Both the Archbishops of Canterbury and Westminster lead churches which have formally signed up to the living wage campaign. It is part, they say, of treating people as having been made in the image of God. The list of those churches committed to it includes the Baptists, Methodists, the URC, the Salvation Army, the Presbyterians, the Church of Scotland, the Catholics, Anglicans, you name it. Other faith communities are also signing up. All the Catholic schools in Britain recently entered an agreement with their union to pay all their staff - and the staff of any subcontractors they may have - the current living wage.
If ever there was an idea which began as a grass roots movement, it was this. It started with a non-political effort in the early 2000s to highlight the gulf between executive pay in Canary Wharf in the East End of London, and the money paid to the local people who cleaned their offices.
A group of them, with backing from local churches, union branches and other community groups, formed the East London Communities Organisation, TELCO, and the idea grew from there. Its community-organising Gospel, which it describes as grass-roots activism on behalf of the common good, inspired the body called London Citizens, which eventually became Citizens UK, a national movement.
Though some people fear it could drive up unemployment, the Living Wage has growing cross-party backing. For instance Ken Livingstone and Boris Johnson both support it as Labour former and present Tory mayors of London.

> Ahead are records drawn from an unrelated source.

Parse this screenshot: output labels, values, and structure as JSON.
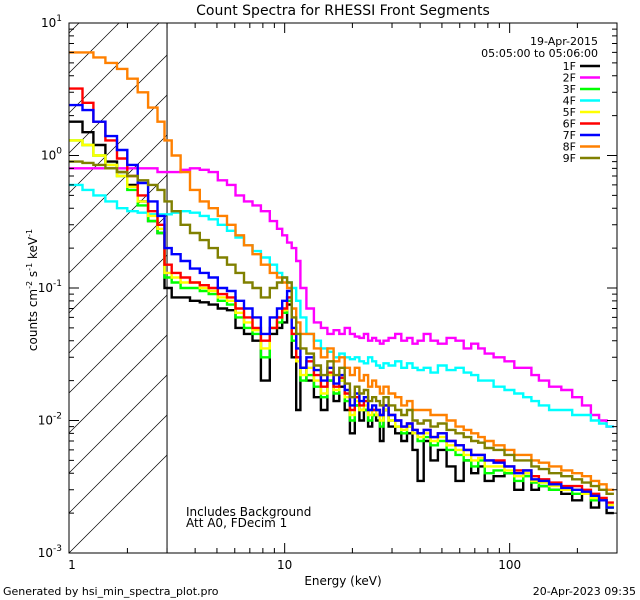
{
  "chart_data": {
    "type": "line",
    "title": "Count Spectra for RHESSI Front Segments",
    "xlabel": "Energy (keV)",
    "ylabel": "counts cm-2 s-1 keV-1",
    "ylabel_parts": {
      "base": "counts cm",
      "exp1": "-2",
      "mid1": " s",
      "exp2": "-1",
      "mid2": " keV",
      "exp3": "-1"
    },
    "xscale": "log",
    "yscale": "log",
    "xlim": [
      1.1,
      300
    ],
    "ylim": [
      0.001,
      10
    ],
    "x_ticks": [
      {
        "value": 1,
        "label": "1"
      },
      {
        "value": 10,
        "label": "10"
      },
      {
        "value": 100,
        "label": "100"
      }
    ],
    "y_ticks": [
      {
        "value": 0.001,
        "base": "10",
        "exp": "-3"
      },
      {
        "value": 0.01,
        "base": "10",
        "exp": "-2"
      },
      {
        "value": 0.1,
        "base": "10",
        "exp": "-1"
      },
      {
        "value": 1,
        "base": "10",
        "exp": "0"
      },
      {
        "value": 10,
        "base": "10",
        "exp": "1"
      }
    ],
    "date": "19-Apr-2015",
    "time_range": "05:05:00 to 05:06:00",
    "annotations": [
      "Includes Background",
      "Att A0, FDecim 1"
    ],
    "attenuator_cutoff_kev": 3,
    "legend_position": "top-right",
    "energies": [
      1.1,
      1.2,
      1.33,
      1.5,
      1.7,
      1.9,
      2.1,
      2.35,
      2.6,
      2.85,
      3.0,
      3.3,
      3.6,
      4.0,
      4.4,
      4.8,
      5.3,
      5.8,
      6.3,
      6.9,
      7.5,
      8.2,
      9.0,
      9.5,
      10.0,
      10.5,
      11.0,
      11.5,
      12.0,
      13.0,
      14.0,
      15.0,
      16.0,
      17.0,
      18.0,
      19.0,
      20.0,
      21.0,
      22.0,
      23.0,
      24.0,
      25.0,
      26.0,
      27.0,
      28.0,
      30.0,
      32.0,
      34.0,
      36.0,
      38.0,
      40.0,
      43.0,
      46.0,
      50.0,
      55.0,
      60.0,
      65.0,
      70.0,
      75.0,
      80.0,
      90.0,
      100.0,
      110.0,
      120.0,
      130.0,
      140.0,
      160.0,
      180.0,
      200.0,
      220.0,
      240.0,
      260.0,
      280.0
    ],
    "series": [
      {
        "name": "1F",
        "color": "#000000",
        "values": [
          1.8,
          1.8,
          1.5,
          1.2,
          0.9,
          0.75,
          0.6,
          0.45,
          0.32,
          0.26,
          0.1,
          0.085,
          0.085,
          0.08,
          0.078,
          0.075,
          0.07,
          0.068,
          0.05,
          0.045,
          0.04,
          0.02,
          0.045,
          0.05,
          0.055,
          0.075,
          0.03,
          0.012,
          0.025,
          0.02,
          0.015,
          0.012,
          0.02,
          0.014,
          0.018,
          0.012,
          0.008,
          0.013,
          0.01,
          0.012,
          0.009,
          0.011,
          0.01,
          0.007,
          0.012,
          0.009,
          0.008,
          0.007,
          0.008,
          0.006,
          0.0035,
          0.007,
          0.005,
          0.006,
          0.0045,
          0.0035,
          0.005,
          0.004,
          0.0045,
          0.0035,
          0.0038,
          0.004,
          0.003,
          0.004,
          0.003,
          0.0032,
          0.003,
          0.0028,
          0.0025,
          0.0028,
          0.0022,
          0.0025,
          0.002
        ]
      },
      {
        "name": "2F",
        "color": "#ff00ff",
        "values": [
          0.8,
          0.8,
          0.8,
          0.8,
          0.8,
          0.8,
          0.8,
          0.8,
          0.8,
          0.75,
          0.75,
          0.75,
          0.78,
          0.8,
          0.78,
          0.75,
          0.65,
          0.6,
          0.5,
          0.45,
          0.42,
          0.38,
          0.32,
          0.28,
          0.25,
          0.22,
          0.2,
          0.16,
          0.1,
          0.07,
          0.055,
          0.05,
          0.045,
          0.048,
          0.045,
          0.05,
          0.045,
          0.043,
          0.042,
          0.045,
          0.04,
          0.042,
          0.04,
          0.038,
          0.04,
          0.042,
          0.045,
          0.04,
          0.042,
          0.038,
          0.04,
          0.045,
          0.04,
          0.038,
          0.042,
          0.04,
          0.035,
          0.038,
          0.035,
          0.032,
          0.03,
          0.028,
          0.025,
          0.025,
          0.022,
          0.02,
          0.018,
          0.017,
          0.015,
          0.013,
          0.011,
          0.01,
          0.009
        ]
      },
      {
        "name": "3F",
        "color": "#00ff00",
        "values": [
          1.3,
          1.3,
          1.2,
          1.0,
          0.85,
          0.7,
          0.55,
          0.42,
          0.32,
          0.26,
          0.12,
          0.11,
          0.1,
          0.1,
          0.095,
          0.09,
          0.08,
          0.075,
          0.06,
          0.05,
          0.045,
          0.03,
          0.05,
          0.055,
          0.065,
          0.08,
          0.04,
          0.03,
          0.02,
          0.022,
          0.018,
          0.015,
          0.02,
          0.016,
          0.02,
          0.014,
          0.01,
          0.013,
          0.012,
          0.012,
          0.01,
          0.011,
          0.011,
          0.009,
          0.012,
          0.01,
          0.009,
          0.008,
          0.009,
          0.008,
          0.007,
          0.0075,
          0.0065,
          0.007,
          0.006,
          0.0055,
          0.005,
          0.0045,
          0.005,
          0.004,
          0.0042,
          0.004,
          0.0035,
          0.0038,
          0.0034,
          0.0032,
          0.003,
          0.003,
          0.0028,
          0.0028,
          0.0025,
          0.0025,
          0.0022
        ]
      },
      {
        "name": "4F",
        "color": "#00ffff",
        "values": [
          0.6,
          0.6,
          0.55,
          0.5,
          0.45,
          0.4,
          0.38,
          0.37,
          0.36,
          0.36,
          0.36,
          0.37,
          0.38,
          0.37,
          0.35,
          0.33,
          0.3,
          0.27,
          0.24,
          0.21,
          0.19,
          0.17,
          0.15,
          0.13,
          0.12,
          0.11,
          0.1,
          0.08,
          0.06,
          0.045,
          0.04,
          0.035,
          0.033,
          0.03,
          0.032,
          0.03,
          0.029,
          0.03,
          0.028,
          0.027,
          0.03,
          0.028,
          0.026,
          0.025,
          0.027,
          0.026,
          0.028,
          0.025,
          0.027,
          0.025,
          0.024,
          0.025,
          0.023,
          0.026,
          0.024,
          0.025,
          0.023,
          0.022,
          0.02,
          0.02,
          0.018,
          0.017,
          0.016,
          0.015,
          0.014,
          0.013,
          0.012,
          0.012,
          0.011,
          0.011,
          0.01,
          0.0095,
          0.009
        ]
      },
      {
        "name": "5F",
        "color": "#ffff00",
        "values": [
          1.3,
          1.3,
          1.2,
          1.0,
          0.85,
          0.7,
          0.58,
          0.45,
          0.35,
          0.28,
          0.13,
          0.12,
          0.11,
          0.11,
          0.1,
          0.095,
          0.085,
          0.08,
          0.065,
          0.055,
          0.048,
          0.035,
          0.05,
          0.06,
          0.068,
          0.085,
          0.045,
          0.028,
          0.022,
          0.025,
          0.02,
          0.016,
          0.022,
          0.017,
          0.02,
          0.015,
          0.011,
          0.014,
          0.012,
          0.013,
          0.011,
          0.012,
          0.011,
          0.01,
          0.012,
          0.01,
          0.009,
          0.0085,
          0.009,
          0.008,
          0.0075,
          0.008,
          0.007,
          0.0075,
          0.0065,
          0.006,
          0.0055,
          0.005,
          0.0052,
          0.0045,
          0.0045,
          0.0042,
          0.0038,
          0.004,
          0.0035,
          0.0034,
          0.0032,
          0.003,
          0.003,
          0.0028,
          0.0026,
          0.0025,
          0.0023
        ]
      },
      {
        "name": "6F",
        "color": "#ff0000",
        "values": [
          3.2,
          3.2,
          2.5,
          1.8,
          1.3,
          0.95,
          0.7,
          0.5,
          0.38,
          0.3,
          0.15,
          0.13,
          0.12,
          0.11,
          0.105,
          0.1,
          0.09,
          0.085,
          0.07,
          0.06,
          0.05,
          0.04,
          0.05,
          0.06,
          0.07,
          0.085,
          0.045,
          0.03,
          0.025,
          0.028,
          0.022,
          0.018,
          0.023,
          0.018,
          0.021,
          0.016,
          0.012,
          0.015,
          0.013,
          0.014,
          0.012,
          0.012,
          0.012,
          0.011,
          0.013,
          0.011,
          0.01,
          0.009,
          0.0095,
          0.0085,
          0.008,
          0.0085,
          0.0075,
          0.008,
          0.007,
          0.0065,
          0.006,
          0.0055,
          0.0055,
          0.005,
          0.005,
          0.0045,
          0.0042,
          0.0042,
          0.0038,
          0.0036,
          0.0034,
          0.0032,
          0.0032,
          0.003,
          0.0028,
          0.0026,
          0.0024
        ]
      },
      {
        "name": "7F",
        "color": "#0000ff",
        "values": [
          2.4,
          2.4,
          2.2,
          1.8,
          1.4,
          1.1,
          0.85,
          0.62,
          0.45,
          0.35,
          0.2,
          0.18,
          0.16,
          0.14,
          0.13,
          0.12,
          0.1,
          0.095,
          0.08,
          0.07,
          0.06,
          0.045,
          0.06,
          0.07,
          0.08,
          0.095,
          0.05,
          0.035,
          0.025,
          0.03,
          0.024,
          0.02,
          0.025,
          0.019,
          0.022,
          0.017,
          0.013,
          0.016,
          0.014,
          0.015,
          0.012,
          0.013,
          0.012,
          0.011,
          0.013,
          0.011,
          0.01,
          0.009,
          0.0095,
          0.0085,
          0.008,
          0.0085,
          0.0075,
          0.008,
          0.007,
          0.0065,
          0.006,
          0.0055,
          0.0055,
          0.005,
          0.0048,
          0.0045,
          0.004,
          0.0042,
          0.0036,
          0.0035,
          0.0033,
          0.0031,
          0.003,
          0.0029,
          0.0027,
          0.0025,
          0.0022
        ]
      },
      {
        "name": "8F",
        "color": "#ff8000",
        "values": [
          6.0,
          6.0,
          6.0,
          5.5,
          5.0,
          4.5,
          3.8,
          3.0,
          2.3,
          1.8,
          1.3,
          1.0,
          0.75,
          0.55,
          0.45,
          0.4,
          0.35,
          0.3,
          0.25,
          0.21,
          0.18,
          0.15,
          0.13,
          0.12,
          0.11,
          0.1,
          0.07,
          0.055,
          0.045,
          0.045,
          0.035,
          0.03,
          0.035,
          0.028,
          0.03,
          0.025,
          0.022,
          0.025,
          0.02,
          0.022,
          0.018,
          0.02,
          0.018,
          0.016,
          0.018,
          0.016,
          0.015,
          0.013,
          0.014,
          0.012,
          0.012,
          0.012,
          0.011,
          0.011,
          0.01,
          0.009,
          0.0085,
          0.008,
          0.0075,
          0.007,
          0.0065,
          0.006,
          0.0055,
          0.0055,
          0.005,
          0.0048,
          0.0045,
          0.0042,
          0.004,
          0.0038,
          0.0035,
          0.0033,
          0.003
        ]
      },
      {
        "name": "9F",
        "color": "#808000",
        "values": [
          0.9,
          0.9,
          0.88,
          0.85,
          0.8,
          0.75,
          0.7,
          0.65,
          0.6,
          0.55,
          0.45,
          0.38,
          0.3,
          0.26,
          0.23,
          0.2,
          0.17,
          0.15,
          0.13,
          0.11,
          0.1,
          0.085,
          0.1,
          0.11,
          0.12,
          0.11,
          0.06,
          0.045,
          0.035,
          0.032,
          0.026,
          0.022,
          0.028,
          0.022,
          0.025,
          0.019,
          0.015,
          0.018,
          0.016,
          0.017,
          0.014,
          0.015,
          0.014,
          0.013,
          0.015,
          0.013,
          0.012,
          0.011,
          0.012,
          0.01,
          0.0095,
          0.01,
          0.009,
          0.0095,
          0.0085,
          0.008,
          0.0075,
          0.007,
          0.0068,
          0.0062,
          0.006,
          0.0055,
          0.005,
          0.005,
          0.0045,
          0.0043,
          0.004,
          0.0038,
          0.0036,
          0.0034,
          0.0032,
          0.003,
          0.0028
        ]
      }
    ]
  },
  "footer": {
    "generated_by": "Generated by hsi_min_spectra_plot.pro",
    "timestamp": "20-Apr-2023 09:35"
  }
}
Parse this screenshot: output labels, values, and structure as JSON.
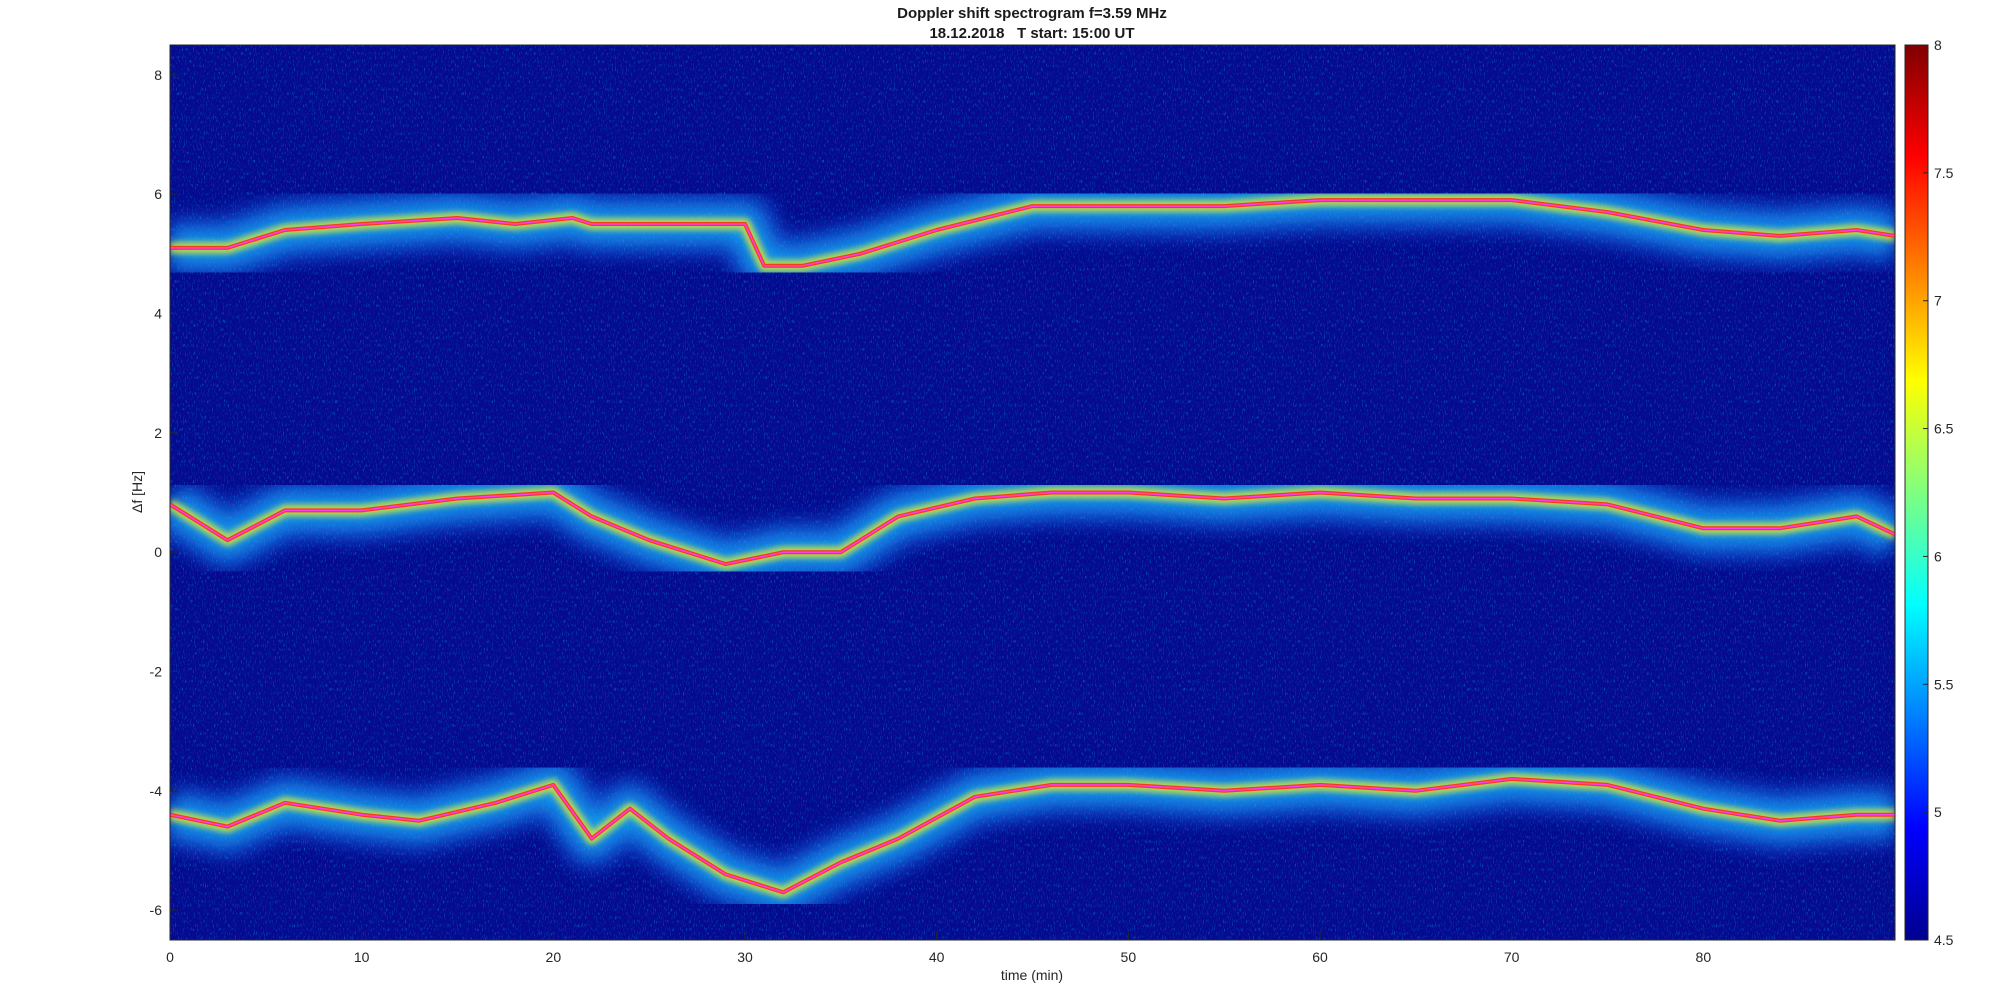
{
  "chart_data": {
    "type": "heatmap",
    "title": "Doppler shift spectrogram f=3.59 MHz",
    "subtitle": "18.12.2018   T start: 15:00 UT",
    "xlabel": "time (min)",
    "ylabel": "Δf [Hz]",
    "xlim": [
      0,
      90
    ],
    "ylim": [
      -6.5,
      8.5
    ],
    "xticks": [
      "0",
      "10",
      "20",
      "30",
      "40",
      "50",
      "60",
      "70",
      "80"
    ],
    "yticks": [
      "8",
      "6",
      "4",
      "2",
      "0",
      "-2",
      "-4",
      "-6"
    ],
    "colorbar": {
      "range": [
        4.5,
        8
      ],
      "ticks": [
        "8",
        "7.5",
        "7",
        "6.5",
        "6",
        "5.5",
        "5",
        "4.5"
      ],
      "colormap": "jet"
    },
    "grid": false,
    "series": [
      {
        "x": [
          0,
          3,
          6,
          10,
          15,
          18,
          21,
          22,
          25,
          28,
          30,
          31,
          33,
          36,
          40,
          45,
          50,
          55,
          60,
          65,
          70,
          75,
          80,
          84,
          88,
          90
        ],
        "values": [
          5.1,
          5.1,
          5.4,
          5.5,
          5.6,
          5.5,
          5.6,
          5.5,
          5.5,
          5.5,
          5.5,
          4.8,
          4.8,
          5.0,
          5.4,
          5.8,
          5.8,
          5.8,
          5.9,
          5.9,
          5.9,
          5.7,
          5.4,
          5.3,
          5.4,
          5.3
        ]
      },
      {
        "x": [
          0,
          3,
          6,
          10,
          15,
          20,
          22,
          25,
          29,
          32,
          35,
          38,
          42,
          46,
          50,
          55,
          60,
          65,
          70,
          75,
          80,
          84,
          88,
          90
        ],
        "values": [
          0.8,
          0.2,
          0.7,
          0.7,
          0.9,
          1.0,
          0.6,
          0.2,
          -0.2,
          0.0,
          0.0,
          0.6,
          0.9,
          1.0,
          1.0,
          0.9,
          1.0,
          0.9,
          0.9,
          0.8,
          0.4,
          0.4,
          0.6,
          0.3
        ]
      },
      {
        "x": [
          0,
          3,
          6,
          10,
          13,
          17,
          20,
          22,
          24,
          26,
          29,
          32,
          35,
          38,
          42,
          46,
          50,
          55,
          60,
          65,
          70,
          75,
          80,
          84,
          88,
          90
        ],
        "values": [
          -4.4,
          -4.6,
          -4.2,
          -4.4,
          -4.5,
          -4.2,
          -3.9,
          -4.8,
          -4.3,
          -4.8,
          -5.4,
          -5.7,
          -5.2,
          -4.8,
          -4.1,
          -3.9,
          -3.9,
          -4.0,
          -3.9,
          -4.0,
          -3.8,
          -3.9,
          -4.3,
          -4.5,
          -4.4,
          -4.4
        ]
      }
    ]
  }
}
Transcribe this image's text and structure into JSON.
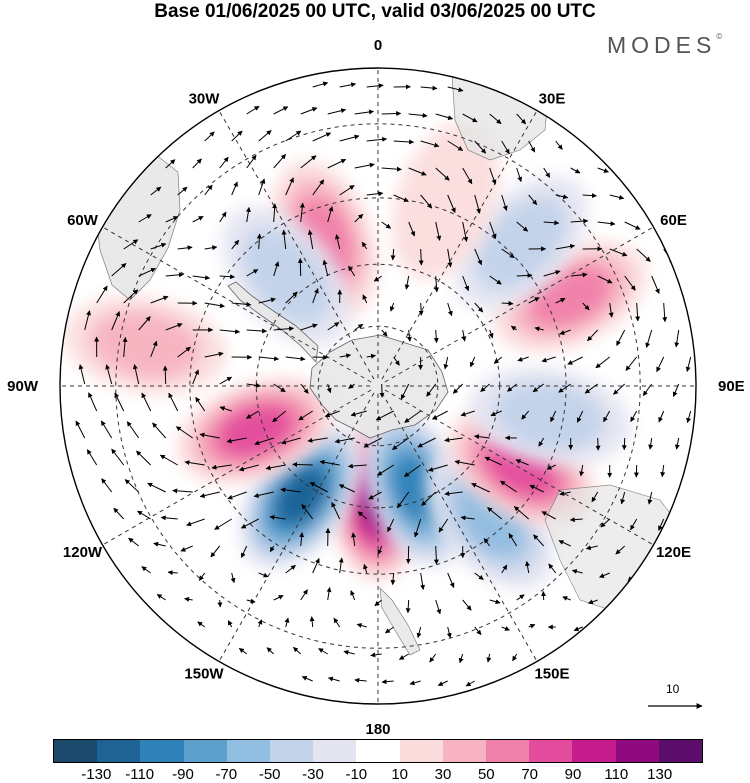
{
  "header": {
    "title": "Base 01/06/2025 00 UTC, valid 03/06/2025 00 UTC",
    "brand": "MODES",
    "brand_mark": "©"
  },
  "map": {
    "projection": "south-polar-stereographic",
    "longitude_labels": [
      "0",
      "30E",
      "60E",
      "90E",
      "120E",
      "150E",
      "180",
      "150W",
      "120W",
      "90W",
      "60W",
      "30W"
    ],
    "field": "geopotential height anomaly with wind vectors",
    "anomaly_centers": [
      {
        "lon": 180,
        "lat": -62,
        "value": 120
      },
      {
        "lon": -145,
        "lat": -57,
        "value": -120
      },
      {
        "lon": 160,
        "lat": -63,
        "value": -100
      },
      {
        "lon": 140,
        "lat": -48,
        "value": -70
      },
      {
        "lon": 120,
        "lat": -50,
        "value": 80
      },
      {
        "lon": 100,
        "lat": -48,
        "value": -50
      },
      {
        "lon": 65,
        "lat": -40,
        "value": 60
      },
      {
        "lon": 45,
        "lat": -42,
        "value": -50
      },
      {
        "lon": 20,
        "lat": -43,
        "value": 30
      },
      {
        "lon": -20,
        "lat": -52,
        "value": 60
      },
      {
        "lon": -40,
        "lat": -55,
        "value": -50
      },
      {
        "lon": -110,
        "lat": -58,
        "value": 90
      },
      {
        "lon": -80,
        "lat": -35,
        "value": 40
      }
    ]
  },
  "scale": {
    "label": "10"
  },
  "colorbar": {
    "colors": [
      "#1c4a6c",
      "#1f6294",
      "#2f82b8",
      "#5ea0cc",
      "#91bde0",
      "#c2d3ea",
      "#e4e5f1",
      "#ffffff",
      "#fbdcdc",
      "#f7b3c1",
      "#f081aa",
      "#e34c9c",
      "#c41c8c",
      "#8f0a7e",
      "#5b0d6c"
    ],
    "tick_labels": [
      "-130",
      "-110",
      "-90",
      "-70",
      "-50",
      "-30",
      "-10",
      "10",
      "30",
      "50",
      "70",
      "90",
      "110",
      "130"
    ]
  }
}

Why does this Living Wage idea appeal to churches and other faith communities so much? It may be because they want to take the Bible seriously even if they don't take it literally. How one treats the poor appears again and again in both Old and New Testaments - as it does, in say, the Koran - as an acid test of the state of one's soul. As the vineyard owner in St Matthew's Gospel saw it, if you reduce people to mere units of labour, to be hired as cheaply as possible, that's bad for them, bad for business, and bad for the common good - and bad for you.